Russland kann auch ohne Erdöl-Embargo durchhalten

Erst vor drei Wochen verhöhnte Kremlchef Wladimir Putin den Westen, indem er dessen «Blitzkrieg» — so nennt Putin die Sanktionen —  als gescheitert erklärte.

Dies freilich ist reine Propaganda, dennoch trifft Putin mit seinen Bemerkungen einen Nerv der Europäer: «Erstaunlich ist, dass die sogenannten Partner aus unfreundlichen Ländern selber zugeben, ohne russische Energieressourcen nicht auskommen können», sagte Putin bei einer live im russischen Fernsehen übertragenen Regierungssitzung.

Nun kommt zumindest das von vielen erhoffte EU-Ölembargo. Dieses könnte zunächst jedoch auch einen kontraproduktiven Effekt haben, wie die Brüsseler Wirtschafts-Denkfabrik Bruegel unterstreicht.

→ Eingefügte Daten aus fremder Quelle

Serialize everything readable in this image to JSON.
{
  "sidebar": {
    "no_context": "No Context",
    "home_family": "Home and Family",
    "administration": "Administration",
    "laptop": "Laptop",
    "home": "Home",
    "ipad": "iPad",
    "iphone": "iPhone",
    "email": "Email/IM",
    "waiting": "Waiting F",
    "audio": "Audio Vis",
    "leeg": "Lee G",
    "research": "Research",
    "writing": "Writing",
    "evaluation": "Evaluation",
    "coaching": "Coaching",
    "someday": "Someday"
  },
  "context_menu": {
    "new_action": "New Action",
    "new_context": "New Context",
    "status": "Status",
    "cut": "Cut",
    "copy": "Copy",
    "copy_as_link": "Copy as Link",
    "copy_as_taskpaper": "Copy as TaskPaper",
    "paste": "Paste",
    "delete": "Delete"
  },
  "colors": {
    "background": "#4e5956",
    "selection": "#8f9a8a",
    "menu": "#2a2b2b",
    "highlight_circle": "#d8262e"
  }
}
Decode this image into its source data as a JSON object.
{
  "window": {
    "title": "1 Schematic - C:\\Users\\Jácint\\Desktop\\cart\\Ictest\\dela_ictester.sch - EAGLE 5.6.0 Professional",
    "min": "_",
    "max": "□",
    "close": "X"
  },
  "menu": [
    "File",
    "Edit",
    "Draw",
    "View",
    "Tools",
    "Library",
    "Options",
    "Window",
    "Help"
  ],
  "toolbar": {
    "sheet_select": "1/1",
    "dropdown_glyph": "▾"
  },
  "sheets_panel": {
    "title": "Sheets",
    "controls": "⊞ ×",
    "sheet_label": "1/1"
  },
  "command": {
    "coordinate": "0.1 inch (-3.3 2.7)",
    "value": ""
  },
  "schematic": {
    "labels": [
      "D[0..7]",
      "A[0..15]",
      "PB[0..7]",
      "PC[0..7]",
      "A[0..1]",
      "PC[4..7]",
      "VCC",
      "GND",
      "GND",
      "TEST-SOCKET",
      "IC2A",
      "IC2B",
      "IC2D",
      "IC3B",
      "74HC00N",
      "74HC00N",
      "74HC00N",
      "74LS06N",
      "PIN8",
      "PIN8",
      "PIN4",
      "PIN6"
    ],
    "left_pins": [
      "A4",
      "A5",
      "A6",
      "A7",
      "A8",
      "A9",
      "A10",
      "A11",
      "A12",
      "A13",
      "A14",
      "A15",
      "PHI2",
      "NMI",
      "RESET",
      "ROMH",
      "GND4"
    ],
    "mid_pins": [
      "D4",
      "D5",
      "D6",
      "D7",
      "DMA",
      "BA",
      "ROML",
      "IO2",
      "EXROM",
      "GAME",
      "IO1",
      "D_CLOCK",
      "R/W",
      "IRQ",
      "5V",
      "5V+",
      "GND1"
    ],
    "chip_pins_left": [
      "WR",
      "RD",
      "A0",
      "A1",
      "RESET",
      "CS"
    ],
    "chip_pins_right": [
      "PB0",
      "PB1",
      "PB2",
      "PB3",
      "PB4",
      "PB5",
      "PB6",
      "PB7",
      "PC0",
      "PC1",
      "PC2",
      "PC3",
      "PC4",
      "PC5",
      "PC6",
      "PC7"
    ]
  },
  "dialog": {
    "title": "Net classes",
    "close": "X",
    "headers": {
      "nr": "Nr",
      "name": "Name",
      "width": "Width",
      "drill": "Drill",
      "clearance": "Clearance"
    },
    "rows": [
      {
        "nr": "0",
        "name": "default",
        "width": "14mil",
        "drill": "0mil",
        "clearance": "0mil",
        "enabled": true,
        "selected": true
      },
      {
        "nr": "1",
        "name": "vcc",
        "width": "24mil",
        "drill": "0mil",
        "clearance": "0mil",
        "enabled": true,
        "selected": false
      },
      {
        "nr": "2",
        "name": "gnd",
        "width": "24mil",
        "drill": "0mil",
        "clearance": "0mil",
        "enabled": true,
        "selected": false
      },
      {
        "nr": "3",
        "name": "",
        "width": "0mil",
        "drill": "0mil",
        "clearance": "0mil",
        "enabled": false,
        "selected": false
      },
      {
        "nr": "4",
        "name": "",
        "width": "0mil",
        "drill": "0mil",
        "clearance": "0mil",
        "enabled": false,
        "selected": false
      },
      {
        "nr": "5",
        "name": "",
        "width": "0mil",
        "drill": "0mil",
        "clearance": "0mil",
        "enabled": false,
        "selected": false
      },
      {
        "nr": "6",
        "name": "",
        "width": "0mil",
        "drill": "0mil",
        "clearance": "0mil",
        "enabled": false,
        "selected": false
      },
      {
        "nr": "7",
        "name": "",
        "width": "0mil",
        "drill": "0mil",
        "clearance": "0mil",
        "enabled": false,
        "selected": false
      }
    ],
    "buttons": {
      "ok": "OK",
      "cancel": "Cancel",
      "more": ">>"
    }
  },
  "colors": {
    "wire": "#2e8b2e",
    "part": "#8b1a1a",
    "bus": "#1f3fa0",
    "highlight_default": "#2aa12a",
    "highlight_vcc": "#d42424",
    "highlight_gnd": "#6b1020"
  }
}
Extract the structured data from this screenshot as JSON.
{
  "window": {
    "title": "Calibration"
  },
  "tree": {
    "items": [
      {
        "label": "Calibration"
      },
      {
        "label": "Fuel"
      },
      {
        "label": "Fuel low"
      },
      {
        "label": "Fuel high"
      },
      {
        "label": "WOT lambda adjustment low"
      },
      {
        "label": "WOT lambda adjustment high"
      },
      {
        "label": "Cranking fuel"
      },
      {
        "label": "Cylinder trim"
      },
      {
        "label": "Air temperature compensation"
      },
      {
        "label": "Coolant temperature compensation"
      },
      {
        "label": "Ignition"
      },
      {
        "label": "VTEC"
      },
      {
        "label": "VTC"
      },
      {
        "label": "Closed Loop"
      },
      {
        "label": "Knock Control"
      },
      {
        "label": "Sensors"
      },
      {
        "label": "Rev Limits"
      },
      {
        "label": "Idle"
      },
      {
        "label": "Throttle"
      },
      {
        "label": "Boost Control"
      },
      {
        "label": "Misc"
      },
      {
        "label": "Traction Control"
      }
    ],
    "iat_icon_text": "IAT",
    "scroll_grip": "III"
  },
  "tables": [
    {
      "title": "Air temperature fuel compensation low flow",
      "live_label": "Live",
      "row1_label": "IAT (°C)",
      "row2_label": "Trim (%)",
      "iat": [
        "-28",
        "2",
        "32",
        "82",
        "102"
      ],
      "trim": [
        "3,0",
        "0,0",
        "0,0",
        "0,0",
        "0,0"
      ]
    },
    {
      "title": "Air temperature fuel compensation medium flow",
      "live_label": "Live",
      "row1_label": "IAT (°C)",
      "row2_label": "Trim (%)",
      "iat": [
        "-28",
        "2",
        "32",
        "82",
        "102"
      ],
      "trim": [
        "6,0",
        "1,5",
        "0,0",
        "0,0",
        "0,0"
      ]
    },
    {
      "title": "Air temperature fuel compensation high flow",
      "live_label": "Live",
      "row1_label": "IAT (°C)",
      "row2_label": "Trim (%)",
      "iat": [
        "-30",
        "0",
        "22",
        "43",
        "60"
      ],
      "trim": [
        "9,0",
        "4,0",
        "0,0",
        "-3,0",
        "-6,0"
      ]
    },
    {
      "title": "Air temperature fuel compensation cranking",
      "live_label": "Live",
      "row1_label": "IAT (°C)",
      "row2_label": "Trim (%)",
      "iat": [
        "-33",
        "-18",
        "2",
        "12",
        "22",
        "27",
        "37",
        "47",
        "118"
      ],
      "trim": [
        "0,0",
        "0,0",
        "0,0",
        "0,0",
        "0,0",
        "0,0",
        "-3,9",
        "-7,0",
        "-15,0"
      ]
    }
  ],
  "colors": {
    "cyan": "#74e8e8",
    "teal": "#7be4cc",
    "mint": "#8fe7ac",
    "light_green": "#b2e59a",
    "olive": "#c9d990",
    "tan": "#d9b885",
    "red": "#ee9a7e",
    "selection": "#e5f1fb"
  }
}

«Paradoxerweise könnte ein solches Embargo sogar zu einem Gewinn für Russland führen, zumindest kurzfristig, und zu einem Verlust für die EU und die Weltwirtschaft insgesamt», heisst es in einer aktuellen Bruegel-Stellungnahme.

Denn in der monatelangen Übergangszeit vor Inkrafttreten des Importstopps dürften die Preise für russisches Öl deutlich steigen. Die EU-Länder müssten damit mehr für ihre Lieferungen bezahlen, und Russland hätte vorerst noch mehr Geld in der Kriegskasse gegen die Ukraine.

Günstiges Erdöl für den Rest der Welt

Derweil ist auch der Rest der Welt weiterhin süchtig nach dem schwarzen Gold — vor allem arme Länder können es sich nicht leisten, auf günstiges Erdöl zu verzichten. Auch in China freut man sich auf das neue Angebot, mit Preisnachlass versteht sich.

Die meisten Pipelines führen zwar in den Westen, dennoch lässt sich Erdöl im Gegensatz zum Erdgas leicht mit Tankern transportieren. Putin erklärte Mitte April, die Öl-und Gasexporte nach China und andere asiatische Staaten «vervielfachen» zu wollen. Hierfür müsse eine entsprechende Infrastruktur geschaffen werden. 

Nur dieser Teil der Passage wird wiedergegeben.